Il nous permet de suivre l'évolution de Müller, à l'image de la classe ouvrière, d'un social-démocrate qui va devenir un militant révolutionnaire avec la guerre. C'est l'orientation du KPD, à l'instar d'autres jeunes PC, passant du gauchisme au stalinisme, qui empêchera d'achever cette évolution de Müller en révolutionnaire achevé, notamment avec l'assassinat de K & R. Il admirait cette dernière.
Il est militant ouvrier, tourneur, et donc de l'aristocratie ouvrière, très SPD. Aristocratie toute relative pendant la guerre car si leur rôle était indispensable à l'industrie de guerre, le front pouvait ne pas être loin et Müller en fera d'ailleurs l'expérience. Mais, surtout, le sentiment d'appartenir à une élite professionnelle dans le prolétariat, à l'opposé du corporatisme, renforce le sentiment d'en être le fer de lance également pour la lutte de classe.
En suivant son parcours, on verra une nouvelle démonstration du rôle aussi inique qu'attendu du SPD et des Scheidemann, Noske, les sauveurs de la bourgeoisie. Ils auraient voulu même garder le kaiser, mais entre bourgeoisie et kaiser, l'insurrection les a obligé à choisir, d'en perdre un pour ne pas perdre les deux et eux avec.
De son expérience, Müller tirera une histoire de la révolution qui fît référence et aussi des écrits qui, selon l'auteur, inspireront Korsch.
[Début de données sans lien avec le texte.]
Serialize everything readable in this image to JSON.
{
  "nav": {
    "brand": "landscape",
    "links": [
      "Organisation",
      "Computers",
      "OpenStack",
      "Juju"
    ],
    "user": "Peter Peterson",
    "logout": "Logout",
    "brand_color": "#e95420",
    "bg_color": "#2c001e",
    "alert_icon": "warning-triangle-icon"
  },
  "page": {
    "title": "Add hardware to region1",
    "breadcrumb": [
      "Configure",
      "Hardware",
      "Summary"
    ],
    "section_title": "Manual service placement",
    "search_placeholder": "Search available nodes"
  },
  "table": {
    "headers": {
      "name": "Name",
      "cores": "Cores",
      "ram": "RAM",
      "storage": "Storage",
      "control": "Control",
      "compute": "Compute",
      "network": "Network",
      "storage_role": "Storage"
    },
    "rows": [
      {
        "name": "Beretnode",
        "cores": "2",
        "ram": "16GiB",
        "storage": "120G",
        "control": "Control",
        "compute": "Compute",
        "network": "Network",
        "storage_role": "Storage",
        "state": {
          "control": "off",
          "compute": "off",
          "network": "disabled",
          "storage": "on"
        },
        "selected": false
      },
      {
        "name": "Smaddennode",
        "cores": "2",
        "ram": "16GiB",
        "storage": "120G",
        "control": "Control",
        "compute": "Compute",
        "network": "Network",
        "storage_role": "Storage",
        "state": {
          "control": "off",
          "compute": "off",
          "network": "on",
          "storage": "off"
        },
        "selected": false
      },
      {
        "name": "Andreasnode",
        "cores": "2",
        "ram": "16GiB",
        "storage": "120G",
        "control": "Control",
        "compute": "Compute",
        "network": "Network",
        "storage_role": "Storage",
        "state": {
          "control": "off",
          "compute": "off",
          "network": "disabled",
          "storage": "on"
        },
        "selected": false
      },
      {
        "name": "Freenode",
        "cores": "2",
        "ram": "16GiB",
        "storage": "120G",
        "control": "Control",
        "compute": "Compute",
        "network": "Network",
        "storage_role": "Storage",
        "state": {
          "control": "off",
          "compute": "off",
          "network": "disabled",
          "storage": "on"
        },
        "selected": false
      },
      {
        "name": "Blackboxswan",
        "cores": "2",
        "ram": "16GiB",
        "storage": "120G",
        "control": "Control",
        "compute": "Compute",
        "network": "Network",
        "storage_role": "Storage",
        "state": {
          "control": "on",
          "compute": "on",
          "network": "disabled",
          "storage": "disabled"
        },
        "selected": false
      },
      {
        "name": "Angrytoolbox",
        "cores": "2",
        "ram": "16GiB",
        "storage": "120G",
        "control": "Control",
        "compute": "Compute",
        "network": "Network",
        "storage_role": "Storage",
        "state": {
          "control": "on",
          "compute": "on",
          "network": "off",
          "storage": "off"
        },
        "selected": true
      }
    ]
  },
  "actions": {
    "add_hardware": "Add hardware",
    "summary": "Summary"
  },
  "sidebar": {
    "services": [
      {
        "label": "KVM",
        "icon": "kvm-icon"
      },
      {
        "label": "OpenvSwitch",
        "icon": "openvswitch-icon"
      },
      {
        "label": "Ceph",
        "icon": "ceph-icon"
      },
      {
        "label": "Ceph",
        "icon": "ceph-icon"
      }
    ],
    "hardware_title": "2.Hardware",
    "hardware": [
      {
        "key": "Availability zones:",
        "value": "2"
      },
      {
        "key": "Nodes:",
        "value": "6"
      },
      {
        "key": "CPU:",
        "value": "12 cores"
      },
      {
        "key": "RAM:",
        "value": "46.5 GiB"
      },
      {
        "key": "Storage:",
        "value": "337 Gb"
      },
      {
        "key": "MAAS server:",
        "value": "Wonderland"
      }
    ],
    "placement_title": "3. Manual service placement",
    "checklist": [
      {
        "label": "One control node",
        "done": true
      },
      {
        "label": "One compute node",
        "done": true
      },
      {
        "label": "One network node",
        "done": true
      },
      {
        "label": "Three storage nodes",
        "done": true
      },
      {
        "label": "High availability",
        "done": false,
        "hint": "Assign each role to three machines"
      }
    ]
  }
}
L'auteur montre l'attitude des bureaucrates syndicaux. La Commission générale des syndicats soutint un texte qui pouvait obliger les ouvriers à travailler pour l'industrie d'armement. En récompense, les syndicats furent reconnus comme contribuant à l'effort de guerre et, à ce titre, les fonctionnaires syndicaux furent exemptés de mobilisation... Zélés, certains bureaucrates dénoncèrent aussi des militants comme les DR.
Intéressant, le livre explique le fonctionnement de cette organisation ouvrière, bien structurée, constituée d' « Hommes de confiance » et ayant un prestige et qui montreront leur grande capacité d'entraînement. Mais il fallait travailler dans une entreprise de > 1000 ouvriers pour en faire partie.
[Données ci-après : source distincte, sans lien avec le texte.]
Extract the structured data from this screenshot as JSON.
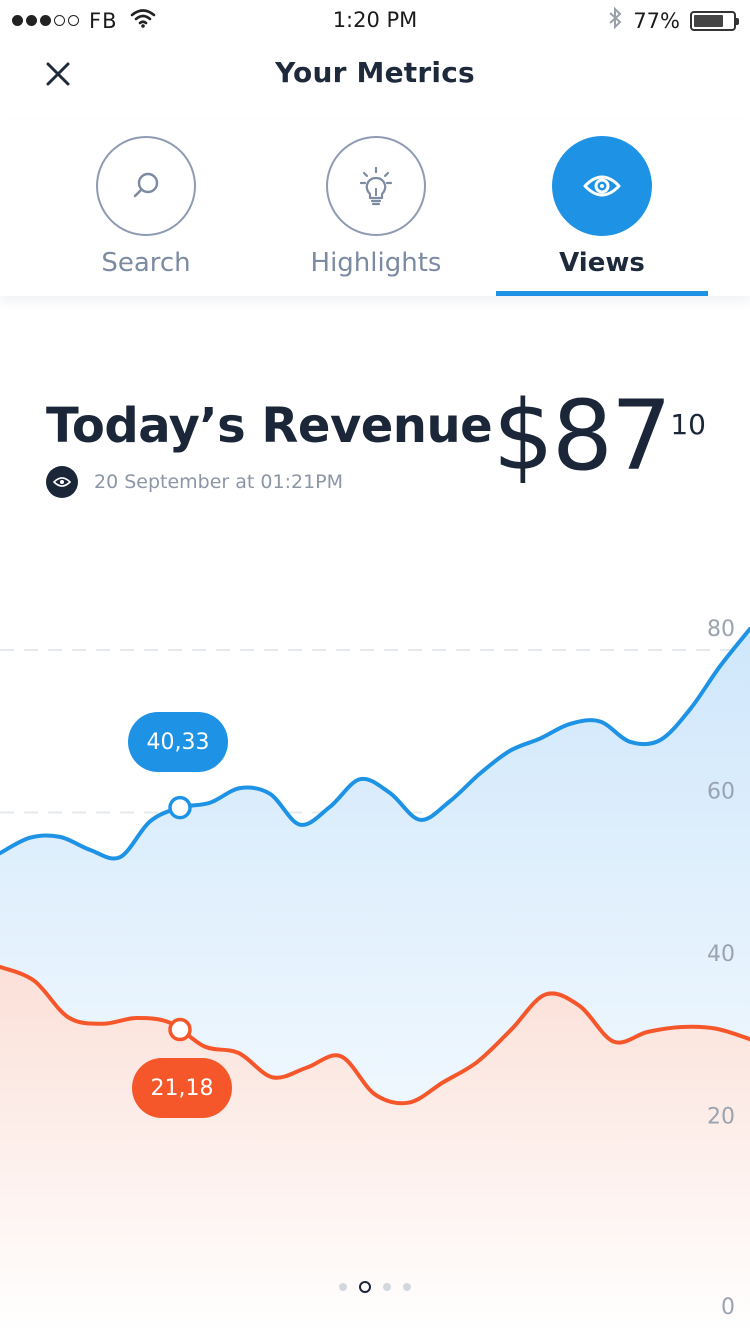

L'auteur veut montrer que face à aux DR, qui serait plus ancrés dans la classe ouvrière, les Spartakistes seraient d'un aventurisme hasardeux. Mais vision d'auteur ou aussi effet d'une influence SPD encore grande chez les travailleurs ?
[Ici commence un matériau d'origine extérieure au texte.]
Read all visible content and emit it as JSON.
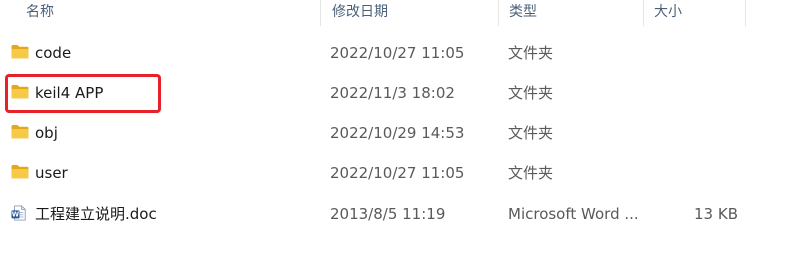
{
  "header": {
    "name": "名称",
    "date_modified": "修改日期",
    "type": "类型",
    "size": "大小"
  },
  "files": [
    {
      "icon": "folder-icon",
      "name": "code",
      "date": "2022/10/27 11:05",
      "type": "文件夹",
      "size": ""
    },
    {
      "icon": "folder-icon",
      "name": "keil4 APP",
      "date": "2022/11/3 18:02",
      "type": "文件夹",
      "size": ""
    },
    {
      "icon": "folder-icon",
      "name": "obj",
      "date": "2022/10/29 14:53",
      "type": "文件夹",
      "size": ""
    },
    {
      "icon": "folder-icon",
      "name": "user",
      "date": "2022/10/27 11:05",
      "type": "文件夹",
      "size": ""
    },
    {
      "icon": "word-doc-icon",
      "name": "工程建立说明.doc",
      "date": "2013/8/5 11:19",
      "type": "Microsoft Word ...",
      "size": "13 KB"
    }
  ],
  "colors": {
    "folder": "#f7c948",
    "folder_dark": "#e3a81c",
    "word_blue": "#2b5797",
    "annotation_red": "#e8202a",
    "header_text": "#4c607a"
  }
}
L'auteur nous montre à plusieurs reprises les errements et l'indécision de Müller et des DR.
Lors de la journée du 9 novembre :
Le récit de Müller colle sans doute plus au déroulement réel des événements quand il affirme « qu'on avait pas besoin de direction ; de toute façon celle-ci n'aurait pu techniquement se mettre en place. Chacun agissait selon son tempérament, selon les situations qui se présentaient à lui. »
Paul Blumenthal [DR] nous narre un autre épisode qui s'est joué lors des pourparlers entre l'USPD et le SPD au Reichstag : « Je revins dans le bureau de la fraction de l'USPD et u trouvai son secrétaire, le camarade Vogtherr, en grand désarroi. Un groupe de soldats avaient mis la main sur un camion chargé de billets et était venus les remettre au bureau du groupe. Le camarade Vogtherr me demandait ce que qu'on devait faire de ça.Comme ni moi ni les autres ne le savions pas non plus, nous décidâmes de transférer tout cet argent dans un coffre-fort de la Reichsbank. [...] Je veux dire aujourd'hui que nous avons été de sacrées andouilles de rendre ce splendide pactole aux capitalistes. Mais, à l'époque, nous pensions avoir le pouvoir, et donc que la Reichsbank nous appartenait. Nous nous trompions complètement. Rien ne nous appartenait, et le pouvoir, les capitalistes l'avaient toujours. »
Il est également fait état des errements du KPD entre gauchisme et autoritarisme, sans même parler de l'opportunisme/suivisme de l'USPD. Müller ne restera que quelques mois au KPD, exclut pour avoir critiqué, en interne et a posteriori, l'insurrection de l'action de mars 1921.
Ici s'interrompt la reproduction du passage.